Concurrent access to shared data has mature solutions. Locks, transactions, isolation levels. When two actors want to modify the same row, we have strategies—optimistic locking, pessimistic locking, conflict detection.

But none of these solve the intent arbitration problem.

Resource contention answers “who gets the CPU.” Task allocation answers “who does which job.” Concurrent access answers “how do we avoid corrupting shared data.”

None of them answer: “HPA wants replicas=10 for availability, cost optimizer wants replicas=3 for budget—which intent should the system adopt?”

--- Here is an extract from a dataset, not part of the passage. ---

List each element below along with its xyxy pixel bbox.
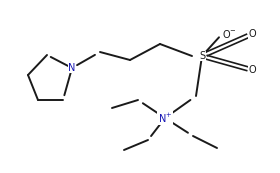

That is not a scheduling problem. Both actors have valid authority. Both changes are well-formed. The conflict is semantic: two legitimate intents about what the desired state should be.

The Gap

The one domain that explicitly tackles this is Intent-Based Networking. The networking world assumed multi-actor from the start—routing protocols, SDN controllers, multiple tenants with overlapping policies. RFC 9315 defines a formal intent lifecycle, and there is active research on detecting and resolving conflicts between intents.

Infrastructure has not caught up. Our tools assume single-writer. When that assumption breaks, we do not have a fallback—just “last writer wins” or “code always wins.”

Where This Leaves Us

The point here is not to propose solutions. It is to name the problem clearly.

We have been conflating two distinct challenges:

  1. Reconciliation—the mechanical problem of detecting and syncing drift. This is being solved. Real progress.
  2. Intent arbitration—the semantic problem of deciding whose intent wins when actors conflict. This is largely unsolved for infrastructure.

We have mature solutions for resource contention, task allocation, and concurrent access. We do not have solutions for competing intents over shared desired state. The tools we have—Terraform, Pulumi, ArgoCD, SSA—were built for a world of human operators making deliberate changes through controlled processes. They do not have a theory of competing intents.

Agents are going to force the issue. When you have autonomous systems making changes at machine speed, “just overwrite” and “Git always wins” stop being viable strategies.

The source of truth is not a file. It is a negotiation.